Private equity firm backs PR tool platform Cision in $2.74 billion deal

PR end-to-end tool platform attracts private equity investment but is five years away from widespread industry adoption.

Cision is set to be acquired by an affiliate of private equity firm Platinum Equity in a cash deal valued at $2.74 billion.

The offer of $10 per share is a premium of around a fifth on Cision’s current share price. It has fallen from a high of $15 in November 2018.

Cision’s Q2 revenue was up 1.6% at $190.5 million. Customer subscriptions increased by 2.5% year-on-year to 46,340. Average revenue per customer is $11,510. It’s a relatively low number for an end-to-end software platform.

The transaction is expected to close in the first quarter of 2020. It is subject to approval by Cision shareholders.

Building a PR tool platform

A report published last week called Martech: 2020 and Beyond published by BDO, WARC, and the University of Bristol, estimates that worldwide marketing technology is $121.5 billion.

It reported that 22% of companies are starting to embrace a platform provided by a primary vendor such as Cision over a suite from best in breed vendors. 48% use a primary vendor along with specialist providers.

Cision has made more than $1bn of acquisitions in the past five years in a bid to develop cloud based platform for the communications and public relations industry.

  • September 2014 - Visible Technologies, social media analytics company

  • October 2014 - Vocus , media relations database and engagement tools

  • June 2016 – Gorkana, media database

  • December 2015 – PRNewswire, press release distribution

  • December 2017 – PRIME Research, research and insights

It has also recruited a management team from the enterprise software industry including Oracle veteran Kevin Akeroyd as CEO.

Meeting Cision CEO Kevin Akeroyd

I got the chance to meet Akeroyd at Cision’s CommsCon conference in London last November.

Communications is the last remaining department within the enterprise that is ripe for disruption according to Akeroyd.

“Every other operational area in the enterprise has been through this transition.
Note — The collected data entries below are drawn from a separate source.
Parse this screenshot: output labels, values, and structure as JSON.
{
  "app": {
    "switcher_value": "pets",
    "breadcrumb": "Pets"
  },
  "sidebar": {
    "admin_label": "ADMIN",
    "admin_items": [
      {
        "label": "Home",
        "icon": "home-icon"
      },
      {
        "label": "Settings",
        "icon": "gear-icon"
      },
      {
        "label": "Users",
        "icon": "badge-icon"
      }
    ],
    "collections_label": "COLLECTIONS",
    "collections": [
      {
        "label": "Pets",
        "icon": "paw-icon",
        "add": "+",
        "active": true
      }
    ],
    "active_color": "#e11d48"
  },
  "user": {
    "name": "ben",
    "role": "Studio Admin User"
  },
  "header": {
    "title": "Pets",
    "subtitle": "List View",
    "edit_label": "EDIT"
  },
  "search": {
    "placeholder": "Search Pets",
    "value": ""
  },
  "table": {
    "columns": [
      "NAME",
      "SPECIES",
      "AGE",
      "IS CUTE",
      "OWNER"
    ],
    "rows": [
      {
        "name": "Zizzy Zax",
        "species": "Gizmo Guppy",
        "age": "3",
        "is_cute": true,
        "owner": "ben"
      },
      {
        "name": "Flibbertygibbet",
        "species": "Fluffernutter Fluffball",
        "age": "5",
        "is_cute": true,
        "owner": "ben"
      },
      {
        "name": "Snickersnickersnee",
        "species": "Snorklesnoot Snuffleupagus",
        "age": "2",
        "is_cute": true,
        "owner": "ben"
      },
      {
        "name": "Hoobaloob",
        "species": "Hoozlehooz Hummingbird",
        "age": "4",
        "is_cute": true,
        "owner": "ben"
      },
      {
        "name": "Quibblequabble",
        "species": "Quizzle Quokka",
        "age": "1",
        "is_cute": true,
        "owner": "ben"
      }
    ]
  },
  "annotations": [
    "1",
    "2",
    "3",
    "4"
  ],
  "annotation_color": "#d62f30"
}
Marketing, sales and finance have all been modernised by technology and software as a service. We’ve got communications in our sights,” he said.

The Cision Cloud platform includes listening, influencer identification, content planning, channel distribution and measurement.

Cision’s media attribution model provides a means of quantative digital measurement but requires a cookie to be dropped on an earned media website.

“We’re not getting any pushback from publishers or influencers. We’re currently tracking 95% of earned media outlets. Ad tech has been working in this way for more than a decade,” said Akeroyd.

“Changing the behaviour of public relations practitioners is our biggest challenge,” he said.

Adoption of integrated PR platform is a five year project

I’ve learned from projects such as #AIinPR and #PRstack that workflow in the public relations business is typically built on point products strung together with Excel and Word documents. Change is slow.

“It will take time for communications to modernise but not as long as sales or marketing. Organisations have already been through the cycle of disruption,” said Akeroyd.

“What previously took 15 to 20 years is going to take five years this time round,” he said.

Cision’s Akeroyd claims that earned media has never been so important and yet never less underserved by investment by organisations.